“I will neither eat nor sleep till I have seen your face and heard the sound of your harp.” This was the message the king sent to the harper.

The messengers said it over and over until they knew it by heart, and when they reached the harper’s house they called:

“Hail, harper! Come out and listen, for we have something to tell you that will make you glad.”

But when the harper heard the king’s message he was sad, for he had a wife and a child and a little brown dog; and he was sorry to leave them and they were sorry to have him go.

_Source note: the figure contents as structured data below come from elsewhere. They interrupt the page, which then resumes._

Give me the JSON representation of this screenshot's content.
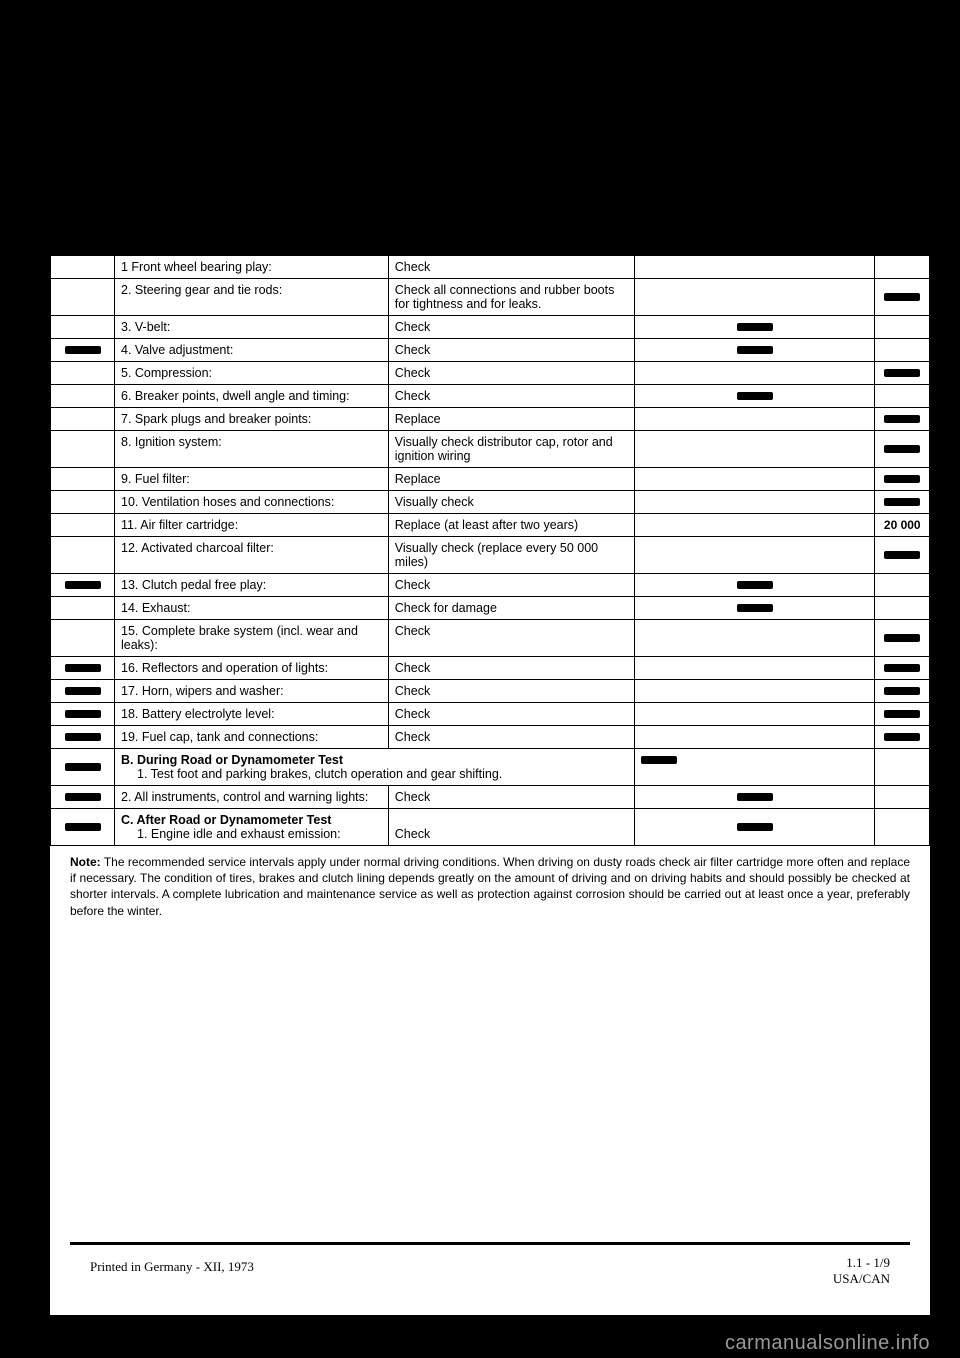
{
  "rows": [
    {
      "c1_mark": false,
      "label": "1   Front wheel bearing play:",
      "action": "Check",
      "c4_mark": false,
      "c5_mark": false
    },
    {
      "c1_mark": false,
      "label": "2. Steering gear and tie rods:",
      "action": "Check all connections and rubber boots for tightness and for leaks.",
      "c4_mark": false,
      "c5_mark": true
    },
    {
      "c1_mark": false,
      "label": "3. V-belt:",
      "action": "Check",
      "c4_mark": true,
      "c5_mark": false
    },
    {
      "c1_mark": true,
      "label": "4. Valve adjustment:",
      "action": "Check",
      "c4_mark": true,
      "c5_mark": false
    },
    {
      "c1_mark": false,
      "label": "5. Compression:",
      "action": "Check",
      "c4_mark": false,
      "c5_mark": true
    },
    {
      "c1_mark": false,
      "label": "6. Breaker points, dwell angle and timing:",
      "action": "Check",
      "c4_mark": true,
      "c5_mark": false
    },
    {
      "c1_mark": false,
      "label": "7. Spark plugs and breaker points:",
      "action": "Replace",
      "c4_mark": false,
      "c5_mark": true
    },
    {
      "c1_mark": false,
      "label": "8. Ignition system:",
      "action": "Visually check distributor cap, rotor and ignition wiring",
      "c4_mark": false,
      "c5_mark": true
    },
    {
      "c1_mark": false,
      "label": "9. Fuel filter:",
      "action": "Replace",
      "c4_mark": false,
      "c5_mark": true
    },
    {
      "c1_mark": false,
      "label": "10. Ventilation hoses and connections:",
      "action": "Visually check",
      "c4_mark": false,
      "c5_mark": true
    },
    {
      "c1_mark": false,
      "label": "11. Air filter cartridge:",
      "action": "Replace (at least after two years)",
      "c4_mark": false,
      "c5_text": "20 000"
    },
    {
      "c1_mark": false,
      "label": "12. Activated charcoal filter:",
      "action": "Visually check (replace every 50 000 miles)",
      "c4_mark": false,
      "c5_mark": true
    },
    {
      "c1_mark": true,
      "label": "13. Clutch pedal free play:",
      "action": "Check",
      "c4_mark": true,
      "c5_mark": false
    },
    {
      "c1_mark": false,
      "label": "14. Exhaust:",
      "action": "Check for damage",
      "c4_mark": true,
      "c5_mark": false
    },
    {
      "c1_mark": false,
      "label": "15. Complete brake system (incl. wear and leaks):",
      "action": "Check",
      "c4_mark": false,
      "c5_mark": true
    },
    {
      "c1_mark": true,
      "label": "16. Reflectors and operation of lights:",
      "action": "Check",
      "c4_mark": false,
      "c5_mark": true
    },
    {
      "c1_mark": true,
      "label": "17. Horn, wipers and washer:",
      "action": "Check",
      "c4_mark": false,
      "c5_mark": true
    },
    {
      "c1_mark": true,
      "label": "18. Battery electrolyte level:",
      "action": "Check",
      "c4_mark": false,
      "c5_mark": true
    },
    {
      "c1_mark": true,
      "label": "19. Fuel cap, tank and connections:",
      "action": "Check",
      "c4_mark": false,
      "c5_mark": true
    }
  ],
  "sectionB": {
    "title": "B. During Road or Dynamometer Test",
    "r1": {
      "c1_mark": true,
      "label": "1. Test foot and parking brakes, clutch operation and gear shifting.",
      "c4_mark": true,
      "c5_mark": false
    },
    "r2": {
      "c1_mark": true,
      "label": "2. All instruments, control and warning lights:",
      "action": "Check",
      "c4_mark": true,
      "c5_mark": false
    }
  },
  "sectionC": {
    "title": "C. After Road or Dynamometer Test",
    "r1": {
      "c1_mark": true,
      "label": "1. Engine idle and exhaust emission:",
      "action": "Check",
      "c4_mark": true,
      "c5_mark": false
    }
  },
  "note_label": "Note:",
  "note_text": "The recommended service intervals apply under normal driving conditions. When driving on dusty roads check air filter cartridge more often and replace if necessary. The condition of tires, brakes and clutch lining depends greatly on the amount of driving and on driving habits and should possibly be checked at shorter intervals. A complete lubrication and maintenance service as well as protection against corrosion should be carried out at least once a year, preferably before the winter.",
  "footer_left": "Printed in Germany  -  XII, 1973",
  "footer_right_1": "1.1 - 1/9",
  "footer_right_2": "USA/CAN",
  "watermark": "carmanualsonline.info"
}
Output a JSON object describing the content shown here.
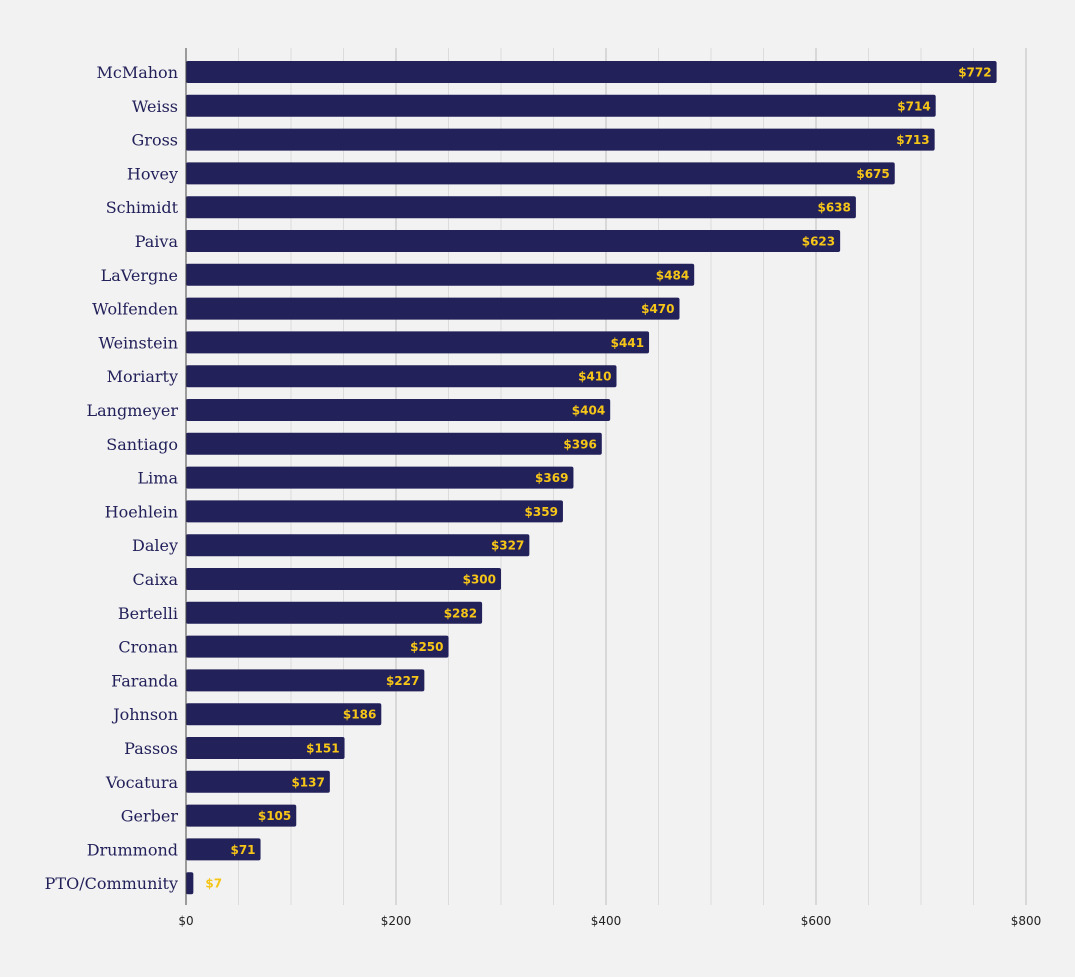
{
  "colors": {
    "background": "#f2f2f2",
    "bar": "#23215a",
    "value_label": "#f5c518",
    "category_label": "#23215a",
    "major_grid": "#bdbdbd",
    "minor_grid": "#dcdcdc"
  },
  "chart_data": {
    "type": "bar",
    "orientation": "horizontal",
    "title": "",
    "xlabel": "",
    "ylabel": "",
    "categories": [
      "McMahon",
      "Weiss",
      "Gross",
      "Hovey",
      "Schimidt",
      "Paiva",
      "LaVergne",
      "Wolfenden",
      "Weinstein",
      "Moriarty",
      "Langmeyer",
      "Santiago",
      "Lima",
      "Hoehlein",
      "Daley",
      "Caixa",
      "Bertelli",
      "Cronan",
      "Faranda",
      "Johnson",
      "Passos",
      "Vocatura",
      "Gerber",
      "Drummond",
      "PTO/Community"
    ],
    "values": [
      772,
      714,
      713,
      675,
      638,
      623,
      484,
      470,
      441,
      410,
      404,
      396,
      369,
      359,
      327,
      300,
      282,
      250,
      227,
      186,
      151,
      137,
      105,
      71,
      7
    ],
    "value_labels": [
      "$772",
      "$714",
      "$713",
      "$675",
      "$638",
      "$623",
      "$484",
      "$470",
      "$441",
      "$410",
      "$404",
      "$396",
      "$369",
      "$359",
      "$327",
      "$300",
      "$282",
      "$250",
      "$227",
      "$186",
      "$151",
      "$137",
      "$105",
      "$71",
      "$7"
    ],
    "xlim": [
      0,
      800
    ],
    "x_ticks": [
      0,
      200,
      400,
      600,
      800
    ],
    "x_tick_labels": [
      "$0",
      "$200",
      "$400",
      "$600",
      "$800"
    ],
    "minor_tick_step": 50,
    "grid": true,
    "legend": "none"
  }
}
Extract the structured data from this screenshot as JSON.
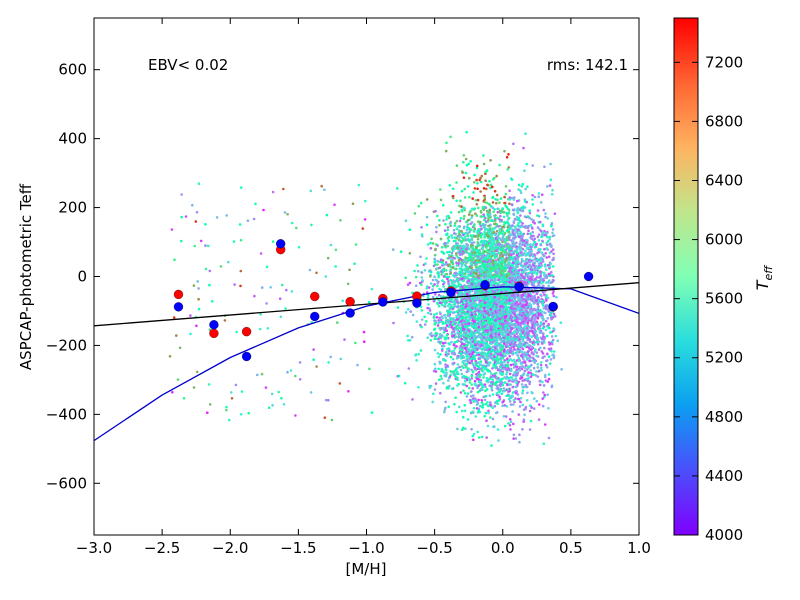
{
  "chart_data": {
    "type": "scatter",
    "xlabel": "[M/H]",
    "ylabel": "ASPCAP-photometric Teff",
    "xlim": [
      -3.0,
      1.0
    ],
    "ylim": [
      -750,
      750
    ],
    "xticks": [
      -3.0,
      -2.5,
      -2.0,
      -1.5,
      -1.0,
      -0.5,
      0.0,
      0.5,
      1.0
    ],
    "xtick_labels": [
      "−3.0",
      "−2.5",
      "−2.0",
      "−1.5",
      "−1.0",
      "−0.5",
      "0.0",
      "0.5",
      "1.0"
    ],
    "yticks": [
      -600,
      -400,
      -200,
      0,
      200,
      400,
      600
    ],
    "ytick_labels": [
      "−600",
      "−400",
      "−200",
      "0",
      "200",
      "400",
      "600"
    ],
    "annotations": {
      "left": "EBV<  0.02",
      "right": "rms:  142.1"
    },
    "grid": false,
    "colorbar": {
      "label": "T_eff",
      "label_main": "T",
      "label_sub": "eff",
      "range": [
        4000,
        7500
      ],
      "ticks": [
        4000,
        4400,
        4800,
        5200,
        5600,
        6000,
        6400,
        6800,
        7200
      ],
      "tick_labels": [
        "4000",
        "4400",
        "4800",
        "5200",
        "5600",
        "6000",
        "6400",
        "6800",
        "7200"
      ],
      "colormap": "rainbow"
    },
    "binned_blue": {
      "color": "#0000ff",
      "x": [
        -2.38,
        -2.12,
        -1.88,
        -1.63,
        -1.38,
        -1.12,
        -0.88,
        -0.63,
        -0.38,
        -0.13,
        0.12,
        0.37,
        0.63
      ],
      "y": [
        -88,
        -140,
        -232,
        95,
        -116,
        -106,
        -74,
        -77,
        -46,
        -24,
        -30,
        -87,
        0
      ]
    },
    "binned_red": {
      "color": "#ff0000",
      "x": [
        -2.38,
        -2.12,
        -1.88,
        -1.63,
        -1.38,
        -1.12,
        -0.88,
        -0.63,
        -0.38,
        -0.13,
        0.12,
        0.37
      ],
      "y": [
        -52,
        -165,
        -160,
        78,
        -58,
        -73,
        -64,
        -57,
        -42,
        -26,
        -28,
        -88
      ]
    },
    "fit_linear": {
      "color": "#000000",
      "x": [
        -3.0,
        1.0
      ],
      "y": [
        -143,
        -18
      ]
    },
    "fit_quadratic": {
      "color": "#0000cc",
      "x": [
        -3.0,
        -2.5,
        -2.0,
        -1.5,
        -1.0,
        -0.5,
        0.0,
        0.5,
        1.0
      ],
      "y": [
        -476,
        -344,
        -235,
        -149,
        -86,
        -46,
        -30,
        -36,
        -107
      ]
    }
  }
}
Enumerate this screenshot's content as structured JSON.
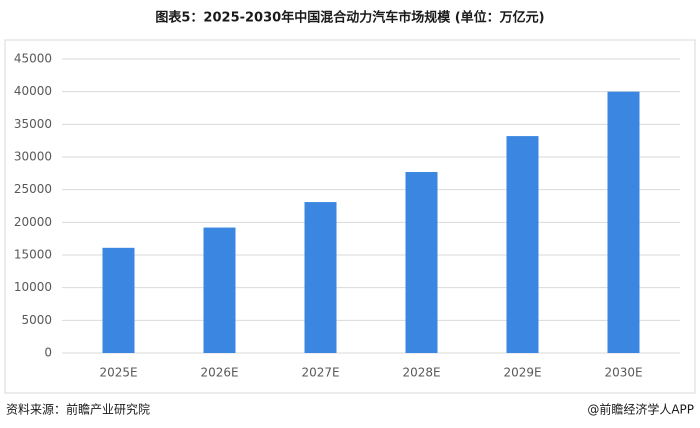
{
  "chart_data": {
    "type": "bar",
    "title": "图表5：2025-2030年中国混合动力汽车市场规模 (单位：万亿元)",
    "categories": [
      "2025E",
      "2026E",
      "2027E",
      "2028E",
      "2029E",
      "2030E"
    ],
    "values": [
      16100,
      19200,
      23100,
      27700,
      33200,
      40000
    ],
    "color": "#3a86e0",
    "ylim": [
      0,
      45000
    ],
    "yticks": [
      0,
      5000,
      10000,
      15000,
      20000,
      25000,
      30000,
      35000,
      40000,
      45000
    ],
    "grid": true,
    "source": "资料来源：前瞻产业研究院",
    "credit": "@前瞻经济学人APP"
  }
}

“Stay with us,” they begged; but the harper said:

“I must go, for it would be discourtesy to disappoint the king; but as sure as holly berries are red and pine is green, I will come back by Christmas Day to eat my share of the Christmas pudding, and sing the Christmas songs by my own fireside.”

And when he had promised this he hung his harp upon his back and went away with the messengers to the king’s palace.

When he got there the king welcomed him with joy, and many things were done in his honor. He slept on a bed of softest down and ate from a plate of gold at the king’s own table; and when he sang everybody and everything, from the king himself to the mouse in the palace pantry, stood still to listen.

No matter what he was doing, however, feasting or resting, singing or listening to praises, he never forgot the promise that he had made to his wife and his child and his little brown dog, and when the day before Christmas came, he took his harp in his hand and went to tell the king good-by.

Now the king was loath to have the harper leave him, and he said to him: “I will give you a horse as white as milk, as glossy as satin, and as fleet as a deer, if you will stay to play and sing before my throne on Christmas Day.”